L’ancien député du Nouveau-Brunswick Yvon Godin ne croit pas qu’un tel positionnement rebutera les électeurs ailleurs au Canada. «Le chef ouvre la porte au Québec, et c’est bien parce que le NPD ne peut pas gagner sans le Québec. Moi, je n’ai pas peur de ça », affirme M. Godin. Il prédit que les autres provinces ne regimberont pas à l’idée que le Québec perçoive les impôts fédéraux, pas plus qu’elles ne l’ont fait lorsque Ottawa a accordé à la province la maîtrise d’oeuvre en matière d’immigration. Et la question constitutionnelle? «Le chef dit juste qu’il faut que le Québec fasse partie de la Constitution. »
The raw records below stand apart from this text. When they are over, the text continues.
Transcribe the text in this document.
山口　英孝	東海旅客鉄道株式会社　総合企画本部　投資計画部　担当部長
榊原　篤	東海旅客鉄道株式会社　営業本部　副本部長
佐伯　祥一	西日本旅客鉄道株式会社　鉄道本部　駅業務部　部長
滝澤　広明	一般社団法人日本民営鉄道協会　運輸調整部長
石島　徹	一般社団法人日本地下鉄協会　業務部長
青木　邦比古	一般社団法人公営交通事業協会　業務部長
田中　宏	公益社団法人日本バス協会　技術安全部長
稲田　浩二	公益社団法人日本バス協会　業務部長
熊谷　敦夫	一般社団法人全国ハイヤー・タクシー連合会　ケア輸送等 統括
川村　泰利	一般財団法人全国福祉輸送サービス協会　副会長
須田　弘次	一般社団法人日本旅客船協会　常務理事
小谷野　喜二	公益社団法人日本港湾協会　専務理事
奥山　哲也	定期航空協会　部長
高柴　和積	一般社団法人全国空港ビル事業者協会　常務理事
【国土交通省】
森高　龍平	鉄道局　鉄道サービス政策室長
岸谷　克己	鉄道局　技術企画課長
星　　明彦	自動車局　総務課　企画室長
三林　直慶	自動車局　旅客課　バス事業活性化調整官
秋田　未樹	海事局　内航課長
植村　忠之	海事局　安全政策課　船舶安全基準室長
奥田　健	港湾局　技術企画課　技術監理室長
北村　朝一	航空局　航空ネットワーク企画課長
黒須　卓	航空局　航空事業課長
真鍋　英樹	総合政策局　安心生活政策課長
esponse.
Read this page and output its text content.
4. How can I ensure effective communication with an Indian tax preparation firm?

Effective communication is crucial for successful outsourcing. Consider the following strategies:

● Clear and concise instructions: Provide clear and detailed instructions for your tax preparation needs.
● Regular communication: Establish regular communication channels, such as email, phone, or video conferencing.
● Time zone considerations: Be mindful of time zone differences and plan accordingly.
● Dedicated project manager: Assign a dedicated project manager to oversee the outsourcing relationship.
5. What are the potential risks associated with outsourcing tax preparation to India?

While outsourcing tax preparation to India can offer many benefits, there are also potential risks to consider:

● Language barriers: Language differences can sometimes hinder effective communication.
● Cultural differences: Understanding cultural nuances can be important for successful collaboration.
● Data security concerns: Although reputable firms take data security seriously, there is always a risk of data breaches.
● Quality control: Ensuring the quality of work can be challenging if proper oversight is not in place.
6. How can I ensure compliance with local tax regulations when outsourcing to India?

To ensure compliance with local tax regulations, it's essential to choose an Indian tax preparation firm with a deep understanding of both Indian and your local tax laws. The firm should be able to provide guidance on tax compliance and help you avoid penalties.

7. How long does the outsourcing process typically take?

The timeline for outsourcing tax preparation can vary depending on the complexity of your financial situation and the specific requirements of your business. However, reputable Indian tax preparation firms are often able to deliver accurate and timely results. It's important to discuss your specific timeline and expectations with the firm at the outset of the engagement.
Netflix et justice sociale
Le congrès a évité tous les débats houleux en ne priorisant pas les résolutions les plus controversées. Les militants ne se sont donc pas prononcés sur la pertinence de demander à la Banque du Canada d’imprimer de l’argent pour financer sans intérêt les projets d’infrastructures. Ils n’ont pas eu l’occasion de condamner l’oléoduc Trans Mountain, ce qui aurait opposé les militants d’Alberta à ceux de Colombie-Britannique. Quant aux résolutions condamnant les actions d’Israël à l’égard des Palestiniens, elles sont toutes passées à la trappe. Certains militants ont d’ailleurs fait savoir leur mécontentement à ce sujet en retardant les débats samedi soir.
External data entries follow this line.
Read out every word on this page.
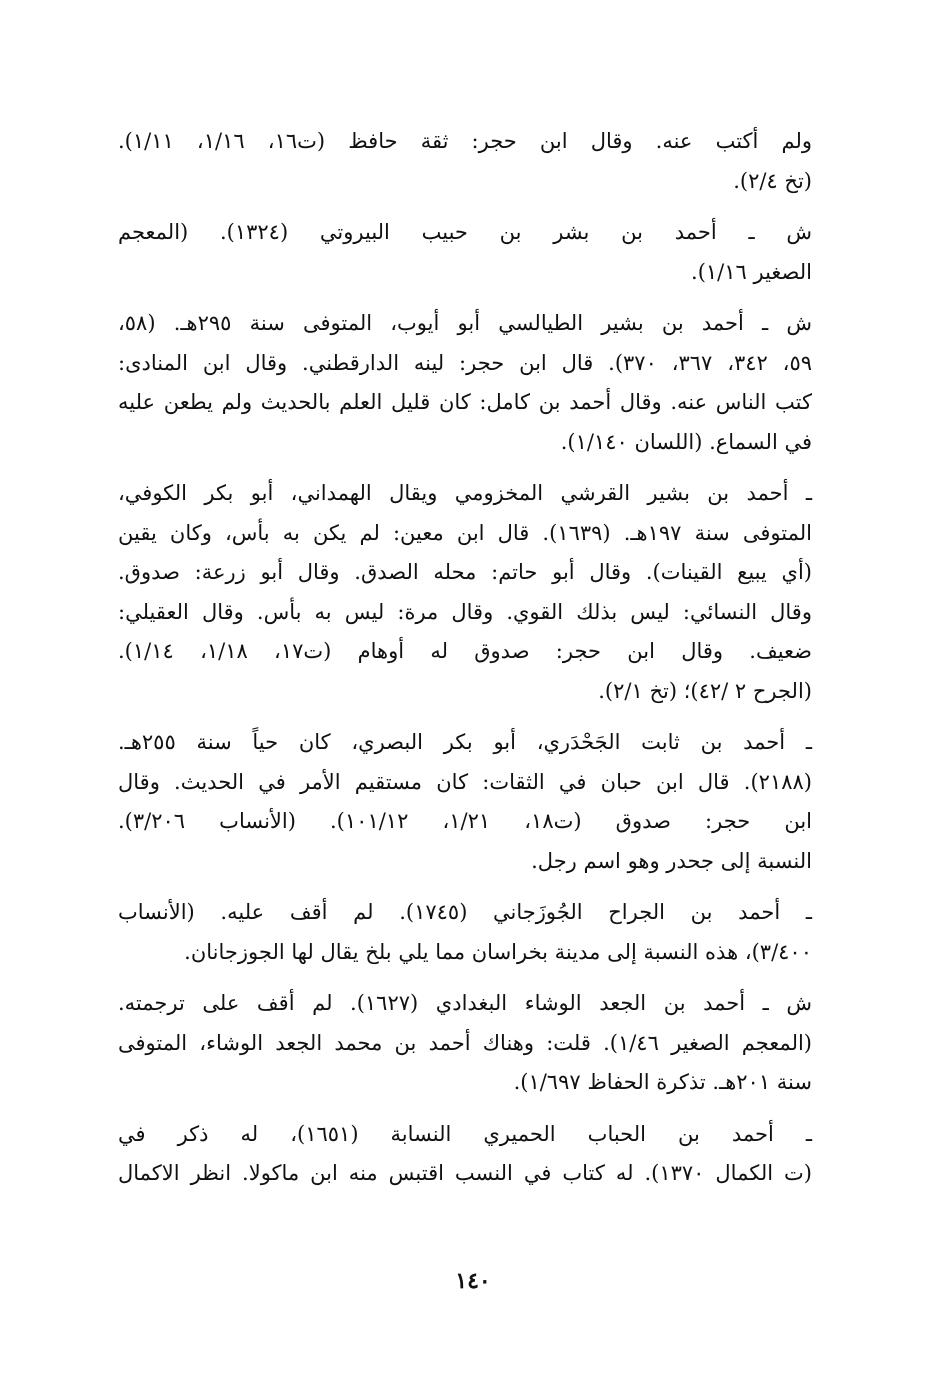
ولم أكتب عنه. وقال ابن حجر: ثقة حافظ (ت١٦، ١/١٦، ١/١١).
(تخ ٢/٤).
ش ـ أحمد بن بشر بن حبيب البيروتي (١٣٢٤). (المعجم
الصغير ١/١٦).
ش ـ أحمد بن بشير الطيالسي أبو أيوب، المتوفى سنة ٢٩٥هـ. (٥٨،
٥٩، ٣٤٢، ٣٦٧، ٣٧٠). قال ابن حجر: لينه الدارقطني. وقال ابن المنادى:
كتب الناس عنه. وقال أحمد بن كامل: كان قليل العلم بالحديث ولم يطعن عليه
في السماع. (اللسان ١/١٤٠).
ـ أحمد بن بشير القرشي المخزومي ويقال الهمداني، أبو بكر الكوفي،
المتوفى سنة ١٩٧هـ. (١٦٣٩). قال ابن معين: لم يكن به بأس، وكان يقين
(أي يبيع القينات). وقال أبو حاتم: محله الصدق. وقال أبو زرعة: صدوق.
وقال النسائي: ليس بذلك القوي. وقال مرة: ليس به بأس. وقال العقيلي:
ضعيف. وقال ابن حجر: صدوق له أوهام (ت١٧، ١/١٨، ١/١٤).
(الجرح ٢ /٤٢)؛ (تخ ٢/١).
ـ أحمد بن ثابت الجَحْدَري، أبو بكر البصري، كان حياً سنة ٢٥٥هـ.
(٢١٨٨). قال ابن حبان في الثقات: كان مستقيم الأمر في الحديث. وقال
ابن حجر: صدوق (ت١٨، ١/٢١، ١٠١/١٢). (الأنساب ٣/٢٠٦).
النسبة إلى جحدر وهو اسم رجل.
ـ أحمد بن الجراح الجُوزَجاني (١٧٤٥). لم أقف عليه. (الأنساب
٣/٤٠٠)، هذه النسبة إلى مدينة بخراسان مما يلي بلخ يقال لها الجوزجانان.
ش ـ أحمد بن الجعد الوشاء البغدادي (١٦٢٧). لم أقف على ترجمته.
(المعجم الصغير ١/٤٦). قلت: وهناك أحمد بن محمد الجعد الوشاء، المتوفى
سنة ٢٠١هـ. تذكرة الحفاظ ١/٦٩٧).
ـ أحمد بن الحباب الحميري النسابة (١٦٥١)، له ذكر في
(ت الكمال ١٣٧٠). له كتاب في النسب اقتبس منه ابن ماكولا. انظر الاكمال
١٤٠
Jagmeet Singh, qui devait se soumettre à un vote de confiance, a récolté 90,7% d’appuis samedi, résultat s’inscrivant dans la tradition du parti. Avant la déconfiture de Thomas Mulcair en 2016 (48%), le pire score d’un chef néodémocrate avait été de 84%, obtenu en 2001 par Alexa McDonough. Jack Layton avait obtenu 92% puis 97,9% pendant son mandat. M. Mulcair avait récolté 92,3 % en 2013.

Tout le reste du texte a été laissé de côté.